Our intervention did not affect VAP prevention. However, the incidence of VAP was nearly 20% in both groups. The possible explanation for the slightly high VAP incidence despite daily mouthwash and systemic antibiotics usage might be from non-strictly VAP prevention bundles, especially handwashing. The majority of pathogens of VAP were gram-negative bacteria. These results are in line with a study performed in Northern Thailand, which reported that the most common VAP pathogens are gram-negative bacteria6. The increase in oral flora on day 4 indicated that the critical care team needed to pay more attention to VAP prevention.

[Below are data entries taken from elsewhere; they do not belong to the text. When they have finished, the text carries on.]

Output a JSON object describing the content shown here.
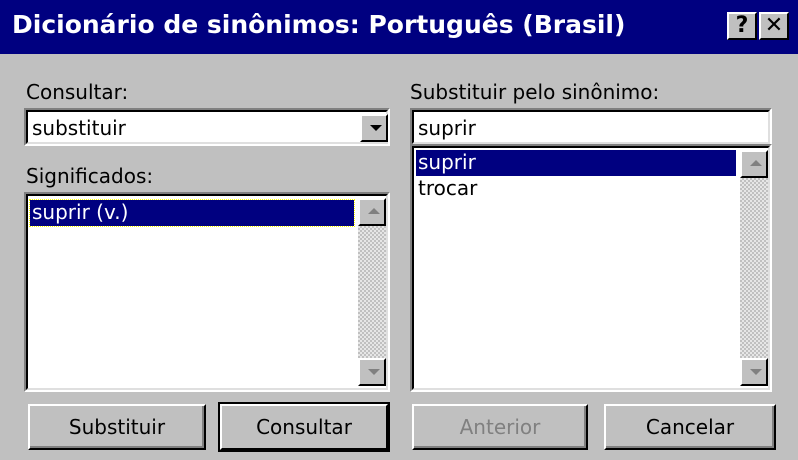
{
  "window": {
    "title": "Dicionário de sinônimos: Português (Brasil)",
    "help_label": "?",
    "close_label": "✕"
  },
  "consultar": {
    "label": "Consultar:",
    "value": "substituir"
  },
  "significados": {
    "label": "Significados:",
    "items": [
      "suprir (v.)"
    ],
    "selected_index": 0
  },
  "substituir": {
    "label": "Substituir pelo sinônimo:",
    "value": "suprir",
    "items": [
      "suprir",
      "trocar"
    ],
    "selected_index": 0
  },
  "buttons": {
    "substituir": "Substituir",
    "consultar": "Consultar",
    "anterior": "Anterior",
    "cancelar": "Cancelar"
  },
  "colors": {
    "titlebar": "#000080",
    "face": "#c0c0c0",
    "selection": "#000080"
  }
}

To the best of our knowledge, this is the first clinical study of Moraceae mouthwash intervention in critically ill patients. We collected data on both microbiological and clinical outcomes. Although this study was a pilot study, our randomized, concealed, double-blinded trial had rigid inclusion and exclusion criteria, high protocol adherence, and no loss to follow-up.

This study has some limitations. First, the study is single-centered and includes a small sample size. The latter is the main drawback of our study since only 7 and 8 patients remained for the microbial study on day 4 in the two groups, respectively. Further clinical investigations with a larger study population would provide a better positive correlation among Moraceae mouth washing benefits, bacterial flora reduction, and VAP incidence. Second, we studied only VAP pathogens; hence, we had no data on other types of bacteria. Third, we did not collect data on the sufficient dose of antibiotic used. If antibiotics of sufficient doses for gram-negative bacteria are applied in the treatment, the efficacy of mouthwash is possibly hidden or weakened. However, the types of antibiotics used did not differ between the two groups.

Conclusions

Moraceae with CHX mouthwash had the same effectiveness as CHX alone on bacterial flora but exhibited less intolerable side effects than CHX alone in critically ill patients with mechanical ventilation.